Presented By
O’Reilly + Cloudera
Make Data Work
March 25-28, 2019
San Francisco, CA
Please log in

The next step in the evolution of data science with RAPIDS

3:50pm4:30pm Thursday, March 28, 2019
Average rating: ****.
(4.00, 2 ratings)

Who is this presentation for?

  • Data scientists, machine learning engineers, and developers

Level

Intermediate

Prerequisite knowledge

  • A basic understanding of Python and distributed computation (e.g., PySpark)

What you'll learn

  • Explore methods and APIs to migrate traditional machine learning workflows from CPU to GPU environments
  • Learn how to migrate CPU workflows to the GPU and create GPU-accelerated graph representations and analytics
  • Understand use cases for GPU-accelerated ML and graph applications

Description

GPUs and GPU platforms have been responsible for the dramatic advancement of deep learning and other neural net methods in the past several years. At the same time, traditional machine learning workloads, which comprise the majority of business use cases, continue to be written in Python with heavy reliance on a combination of single-threaded tools (e.g., pandas and scikit-learn) or large, multi-CPU distributed solutions (e.g., Spark and PySpark).

RAPIDS is the next big step in data science, combining the ease of use of common APIs and the power and scalability of GPUs. Bartley Richardson and Joshua Patterson offer an overview of RAPIDS and and explore cuDF, cuGraph, and cuML—a trio of RAPIDS tools that enable data scientists to work with data in a familiar interface and apply graph analytics and traditional machine learning techniques.
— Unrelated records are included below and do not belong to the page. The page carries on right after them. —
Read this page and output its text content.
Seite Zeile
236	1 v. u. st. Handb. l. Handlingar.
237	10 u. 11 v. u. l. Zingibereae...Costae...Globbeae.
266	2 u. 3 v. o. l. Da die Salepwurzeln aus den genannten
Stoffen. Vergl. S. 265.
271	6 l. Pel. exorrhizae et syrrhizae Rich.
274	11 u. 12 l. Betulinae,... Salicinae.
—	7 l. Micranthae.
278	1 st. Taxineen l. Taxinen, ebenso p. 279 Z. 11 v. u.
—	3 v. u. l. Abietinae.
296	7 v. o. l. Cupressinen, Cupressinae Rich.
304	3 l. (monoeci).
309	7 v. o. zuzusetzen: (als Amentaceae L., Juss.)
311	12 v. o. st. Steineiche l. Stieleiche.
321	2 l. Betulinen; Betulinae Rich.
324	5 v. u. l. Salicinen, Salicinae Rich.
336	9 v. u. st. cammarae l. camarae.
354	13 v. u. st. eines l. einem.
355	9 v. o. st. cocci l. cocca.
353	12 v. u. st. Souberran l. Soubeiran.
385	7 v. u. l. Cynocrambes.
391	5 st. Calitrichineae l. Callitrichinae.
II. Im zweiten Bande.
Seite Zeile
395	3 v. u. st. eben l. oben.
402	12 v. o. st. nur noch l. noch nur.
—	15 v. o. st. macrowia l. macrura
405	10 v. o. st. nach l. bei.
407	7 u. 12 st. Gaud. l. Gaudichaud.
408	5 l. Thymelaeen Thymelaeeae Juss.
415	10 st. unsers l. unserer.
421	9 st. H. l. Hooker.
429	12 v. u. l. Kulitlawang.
  • RAPIDS cuDF allows for moving the vast majority of machine learning workloads from a CPU environment to GPUs. This affords a substantial speed up, particularly on large datasets, enabling rapid, interactive work that previously was cumbersome to code or very slow to execute.
  • The RAPIDS cuML library operates directly on cuDF data frames to apply traditional machine learning analytics (e.g., PCA, DBSCAN, k-means, knn, and tSVD) at scale and with GPU acceleration. Many data science problems can be approached using a graph/network view, and much like traditional machine learning workloads, this has been either local (e.g., Gephi, Cytoscape, NetworkX) or distributed on CPU platforms (e.g., GraphX).
  • The cuGraph GPU-accelerated graph library allows, with minimal conceptual code changes, both graph representations and graph-based analytics to achieve similar speed-ups on a GPU platform. By keeping all of these tasks on the GPU and minimizing redundant I/O, data scientists are enabled to model their data quickly and frequently, affording a higher degree of experimentation and more effective model generation. Further, keeping all of this in compatible formats allows quick movement from feature extraction, graph representation, graph analytic, enrichment back to the original data, and visualization of results.
Photo of Bartley Richardson

Bartley Richardson

NVIDIA

Bartley Richardson is a senior data scientist on the AI infrastructure team at NVIDIA. Bartley’s focus at NVIDIA is the research and application of GPU-accelerated methods that can help solve today’s information security and cybersecurity challenges. Previously, Bartley was a technical lead and performer on multiple DARPA research projects, where he applied data science and machine learning algorithms at scale to solve large cybersecurity problems. He was also the principal investigator of an internet of things research project focused on applying machine and deep learning techniques to large amounts of IoT data to provide intelligence value relating to form, function, and pattern of life. His primary research areas involve NLP and sequence-based methods applied to cyber network datasets as well as cross-domain applications of machine and deep learning solutions to tackle the growing number of cybersecurity threats. He loves using data and visualizations to tell stories and help make complex concepts more relatable. Bartley holds a PhD in computer science and engineering from the University of Cincinnati with a focus on loosely and unstructured query optimization and a BS in computer engineering with a focus on software design and AI.

Photo of Joshua Patterson

Joshua Patterson

NVIDIA

Joshua Patterson is a director of AI infrastructure at NVIDIA leading engineering for RAPIDS.AI. Previously, Josh was a White House Presidential Innovation Fellow and worked with leading experts across public sector, private sector, and academia to build a next-generation cyberdefense platform. His current passions are graph analytics, machine learning, and large-scale system design. Josh loves storytelling with data and creating interactive data visualizations. He holds a BA in economics from the University of North Carolina at Chapel Hill and an MA in economics from the University of South Carolina Moore School of Business.